On the 30th of November, 2018, Pianissimo became available on the official website together with the other two chapters of the Requiem, also reprising the visual theme, although with a different color palette. The three covers, especially when seen together, are highly reminiscent of the British artist Dave McKean, extremely popular in the gothic/doom scene back in the ’90s.
Let’s make it clear that we are talking about an album that was composed and recorded together with the other two, so consequently representing the same creative process and the same era. It wouldn’t make much sense, then, to treat it as a new release, in which to look for evolutions or differences in content. Pianissimo is the first chapter of the Requiem mass, entirely performed by the orchestra, thus completely devoid of sonic elements related to metal. Nevertheless, the composition background of both London and Scaarba is clearly influenced by the gothic/doom universe in this context as well, but of course don’t expect to hear any of the weeping guitars and growls accompanying the clean vocals or choirs that will be such crucial elements in the latter two parts. Imagine, instead, a genuine attempt to get in touch with God, to give voice to the pain of loss and to reflections on the way to Judgment Day.
In addition, the release of Pianissimo also helps us to put the other two records in the right perspective, balancing the whole mass in three acts. In a sense, this three-way nature of the Requiem might even be interpreted as a musical rendition of the angelic voices and the music of the spheres of Heaven, followed by the uncertainty of Purgatory, down to the violence of Hell. As you reconnect the two and a half hours (which you will seldom listen to in one sitting), it is definitely interesting to appreciate the musical themes reprised in different ways throughout the whole work, plus of course the textual references to the classic requiem mass.

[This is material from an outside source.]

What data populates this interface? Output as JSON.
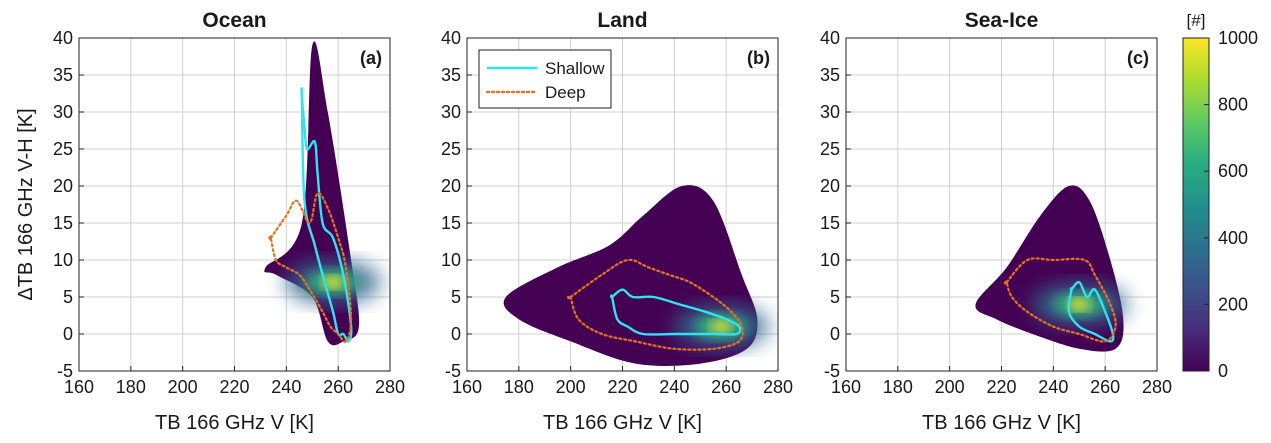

It is great to finally be able to listen to the most representative work by Virgin Black in its entirety, which finally gave the chance to know them also to people that maybe were to young in the ’00s, or just didn’t know about them back then. It’s quite curious to see how a band that had basically disappeared for most of the social media era, managed to become quite a hot topic once again by releasing a record that doesn’t even have anything to do with metal.
Here we end this journey to the past through the present, and wonder if Virgin Black will be back again in the future, or if the conclusion of their Requiem will also represent the final conclusion of their musical adventure.